The Tower Flat
23.06.2006 - 24.11.2006
As I rocked that first morning in our flat, I looked around and saw this flat as part of a movie set:
No elevator, the character's footsteps echoing through the building as she climbs the concrete steps. Key turning - clunk!- to open a door and face a rickety, metal retractable ladder, which leads to an attic where the loved one sleeps atop a mattress on the blue astroturf floor. Passing through the doorway, habitually moving to one side to avoid tripping on the foot of the ladder, she steps into the three ninety-degree angled pentangular living room. Over the thin strips of wooden parquet flooring she walks to the second of the two square blue rugs (she could play tic-tac-toe on the off-white spots). This person looks out the opened skylight window, elbows leaning on the edge, hands dangling above the clay-tiled roof. To her right, inside, is the brown sofa that fold out into a bed that later she will not make anyone sleep on - it would keep visitors away. A white table is tucked in the corner with two matching chairs. An opening in the next wall reveals the kitchen nook, washer and bathroom. In the latter, a small window remains open to expose a stone wall. Shelving completes this 360 degree view of the main room, from which our character looks down upon the amazing city of Prague: with its castle ghostly in the fog, a city that breathes its history to life amid heat, snow, rain, traffic, and post-Communism commerce.

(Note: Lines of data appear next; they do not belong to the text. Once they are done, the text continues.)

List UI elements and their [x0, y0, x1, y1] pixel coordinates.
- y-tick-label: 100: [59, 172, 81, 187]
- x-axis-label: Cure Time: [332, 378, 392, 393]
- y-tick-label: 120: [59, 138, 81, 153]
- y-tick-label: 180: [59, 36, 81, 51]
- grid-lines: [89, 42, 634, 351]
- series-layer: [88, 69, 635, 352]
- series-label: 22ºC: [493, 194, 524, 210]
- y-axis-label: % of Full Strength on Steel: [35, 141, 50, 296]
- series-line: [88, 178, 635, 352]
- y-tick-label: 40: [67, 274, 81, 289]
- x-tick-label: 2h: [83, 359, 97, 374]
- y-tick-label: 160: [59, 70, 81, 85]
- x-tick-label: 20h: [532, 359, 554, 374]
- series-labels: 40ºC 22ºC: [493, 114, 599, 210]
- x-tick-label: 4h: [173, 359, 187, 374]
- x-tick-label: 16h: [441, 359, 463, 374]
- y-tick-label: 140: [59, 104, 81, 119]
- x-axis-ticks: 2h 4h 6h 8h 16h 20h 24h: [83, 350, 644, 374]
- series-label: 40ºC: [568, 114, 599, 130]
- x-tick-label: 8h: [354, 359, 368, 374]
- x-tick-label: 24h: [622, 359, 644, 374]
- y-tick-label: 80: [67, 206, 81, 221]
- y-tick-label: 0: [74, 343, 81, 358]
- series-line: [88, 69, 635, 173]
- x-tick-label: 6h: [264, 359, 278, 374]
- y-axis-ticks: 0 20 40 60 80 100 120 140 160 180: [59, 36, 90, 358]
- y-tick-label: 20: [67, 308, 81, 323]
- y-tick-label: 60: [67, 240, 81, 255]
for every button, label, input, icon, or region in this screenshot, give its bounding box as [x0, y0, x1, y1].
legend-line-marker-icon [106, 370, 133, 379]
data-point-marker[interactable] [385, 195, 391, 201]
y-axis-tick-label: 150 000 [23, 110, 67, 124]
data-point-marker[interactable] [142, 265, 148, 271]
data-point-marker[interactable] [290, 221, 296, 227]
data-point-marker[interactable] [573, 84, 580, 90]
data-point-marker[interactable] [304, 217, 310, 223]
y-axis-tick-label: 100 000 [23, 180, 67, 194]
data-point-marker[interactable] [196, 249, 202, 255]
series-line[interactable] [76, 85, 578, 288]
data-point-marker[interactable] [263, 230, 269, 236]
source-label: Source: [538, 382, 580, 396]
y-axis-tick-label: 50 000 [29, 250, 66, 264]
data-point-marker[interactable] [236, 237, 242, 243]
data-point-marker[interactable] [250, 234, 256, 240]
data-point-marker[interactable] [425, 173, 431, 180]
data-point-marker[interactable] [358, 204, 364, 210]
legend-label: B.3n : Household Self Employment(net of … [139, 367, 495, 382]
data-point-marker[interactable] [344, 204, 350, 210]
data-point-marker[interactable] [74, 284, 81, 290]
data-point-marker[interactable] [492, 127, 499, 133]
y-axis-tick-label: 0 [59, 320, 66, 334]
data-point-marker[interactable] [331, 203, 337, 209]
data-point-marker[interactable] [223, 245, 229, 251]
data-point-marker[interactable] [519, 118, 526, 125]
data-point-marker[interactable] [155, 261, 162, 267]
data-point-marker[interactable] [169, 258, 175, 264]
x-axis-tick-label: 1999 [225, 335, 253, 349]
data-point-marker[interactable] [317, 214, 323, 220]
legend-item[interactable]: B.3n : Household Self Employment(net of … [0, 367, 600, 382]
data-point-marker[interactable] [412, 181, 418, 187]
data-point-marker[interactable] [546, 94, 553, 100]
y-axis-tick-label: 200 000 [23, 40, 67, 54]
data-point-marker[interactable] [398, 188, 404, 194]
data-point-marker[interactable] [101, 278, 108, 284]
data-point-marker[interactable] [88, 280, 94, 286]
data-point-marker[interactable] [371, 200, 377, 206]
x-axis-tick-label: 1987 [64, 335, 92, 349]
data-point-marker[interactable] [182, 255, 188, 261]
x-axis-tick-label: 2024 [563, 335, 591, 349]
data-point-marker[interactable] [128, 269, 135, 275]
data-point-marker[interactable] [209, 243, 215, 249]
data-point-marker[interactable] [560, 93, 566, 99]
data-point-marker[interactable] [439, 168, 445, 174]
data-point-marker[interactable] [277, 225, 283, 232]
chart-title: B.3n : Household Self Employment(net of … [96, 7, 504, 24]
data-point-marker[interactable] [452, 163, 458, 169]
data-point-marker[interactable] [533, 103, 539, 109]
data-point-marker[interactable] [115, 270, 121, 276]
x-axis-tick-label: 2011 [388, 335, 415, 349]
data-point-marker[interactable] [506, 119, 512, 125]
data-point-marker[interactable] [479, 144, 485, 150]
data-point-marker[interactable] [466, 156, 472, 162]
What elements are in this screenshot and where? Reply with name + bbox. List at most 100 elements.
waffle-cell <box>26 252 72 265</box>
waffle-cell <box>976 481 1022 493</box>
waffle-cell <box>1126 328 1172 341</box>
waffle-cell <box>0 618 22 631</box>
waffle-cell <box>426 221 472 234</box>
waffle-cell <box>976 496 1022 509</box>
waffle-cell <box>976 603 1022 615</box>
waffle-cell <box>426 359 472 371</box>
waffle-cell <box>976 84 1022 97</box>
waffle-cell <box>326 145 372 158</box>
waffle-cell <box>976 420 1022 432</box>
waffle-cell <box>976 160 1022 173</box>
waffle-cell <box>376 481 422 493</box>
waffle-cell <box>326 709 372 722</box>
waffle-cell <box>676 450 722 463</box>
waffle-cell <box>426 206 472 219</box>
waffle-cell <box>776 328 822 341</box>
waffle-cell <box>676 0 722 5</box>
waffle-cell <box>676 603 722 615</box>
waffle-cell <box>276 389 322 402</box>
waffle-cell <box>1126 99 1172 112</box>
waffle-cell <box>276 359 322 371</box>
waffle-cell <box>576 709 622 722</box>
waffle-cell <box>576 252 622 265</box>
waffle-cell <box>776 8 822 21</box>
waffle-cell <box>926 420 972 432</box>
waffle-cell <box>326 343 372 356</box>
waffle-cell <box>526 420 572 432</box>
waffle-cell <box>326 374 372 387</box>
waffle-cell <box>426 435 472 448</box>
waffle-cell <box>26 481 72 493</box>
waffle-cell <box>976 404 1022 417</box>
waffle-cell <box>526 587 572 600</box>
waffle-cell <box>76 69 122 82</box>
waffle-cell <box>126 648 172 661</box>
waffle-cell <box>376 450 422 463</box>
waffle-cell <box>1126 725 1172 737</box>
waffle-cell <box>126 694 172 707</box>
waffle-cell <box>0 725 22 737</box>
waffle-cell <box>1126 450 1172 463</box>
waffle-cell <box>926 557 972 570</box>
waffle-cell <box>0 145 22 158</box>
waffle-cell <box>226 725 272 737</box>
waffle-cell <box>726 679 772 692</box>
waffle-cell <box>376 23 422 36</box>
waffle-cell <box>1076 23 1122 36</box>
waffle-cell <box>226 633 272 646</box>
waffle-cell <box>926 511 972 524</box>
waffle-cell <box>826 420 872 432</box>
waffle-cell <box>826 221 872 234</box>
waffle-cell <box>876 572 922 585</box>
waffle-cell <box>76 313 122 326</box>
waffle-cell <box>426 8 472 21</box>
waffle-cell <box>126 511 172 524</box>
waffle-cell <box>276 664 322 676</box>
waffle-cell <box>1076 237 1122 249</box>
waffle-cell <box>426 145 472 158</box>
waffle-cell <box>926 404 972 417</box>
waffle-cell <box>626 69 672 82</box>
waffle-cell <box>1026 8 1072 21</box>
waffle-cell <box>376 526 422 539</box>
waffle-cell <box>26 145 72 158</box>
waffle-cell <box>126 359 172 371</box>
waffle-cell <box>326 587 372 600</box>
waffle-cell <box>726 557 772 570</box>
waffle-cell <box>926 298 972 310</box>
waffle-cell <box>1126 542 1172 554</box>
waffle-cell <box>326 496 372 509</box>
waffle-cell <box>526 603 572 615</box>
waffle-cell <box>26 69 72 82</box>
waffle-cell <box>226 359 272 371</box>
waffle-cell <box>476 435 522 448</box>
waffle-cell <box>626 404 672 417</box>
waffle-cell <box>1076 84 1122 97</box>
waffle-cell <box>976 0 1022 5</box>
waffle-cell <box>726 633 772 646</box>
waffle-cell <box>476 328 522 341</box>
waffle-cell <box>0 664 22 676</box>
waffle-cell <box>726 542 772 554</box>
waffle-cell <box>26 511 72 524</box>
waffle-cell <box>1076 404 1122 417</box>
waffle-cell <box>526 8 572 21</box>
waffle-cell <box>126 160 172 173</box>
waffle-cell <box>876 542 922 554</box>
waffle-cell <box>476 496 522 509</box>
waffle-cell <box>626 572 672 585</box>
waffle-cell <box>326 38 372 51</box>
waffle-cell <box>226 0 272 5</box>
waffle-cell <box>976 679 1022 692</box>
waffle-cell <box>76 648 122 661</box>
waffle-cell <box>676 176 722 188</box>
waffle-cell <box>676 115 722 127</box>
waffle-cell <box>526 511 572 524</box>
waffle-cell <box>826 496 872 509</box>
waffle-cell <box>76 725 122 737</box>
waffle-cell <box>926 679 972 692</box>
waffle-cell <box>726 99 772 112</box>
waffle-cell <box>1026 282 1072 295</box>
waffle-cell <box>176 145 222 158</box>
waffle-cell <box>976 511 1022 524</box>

She wakes from her musings to the sounds of her partner waking up in the attic. Carefully climbing the springy metal steps, she emerges to find the light coming through the one skylight window, brightening the two joined mattresses tucked in one acute angle, and a single mattress (for a potential visitor) in the other. An empty metal rack - like the one found outside of fitting rooms - waits for the clothes that are still in backpacks. This is the closet. A small, long table stands shakily: a potential desk, if it holds up. She silently descends, sitting at the white table, drinking tea from a small bowl, her teacup, looking about at the clean clothes hanging on two, long diagonal beams, that wooden rocking chair, those aluminum framed chairs, that dressed drawer, those handles on the kitchen cupboards. The heat of the past five days, the first five days of their new lives in Prague, is gone, leaving our character refreshed in this new flat.
The church bell chimes ten somewhere in the fog, the birds call and the scene fades into the story of these two travelers and their five months in Prague.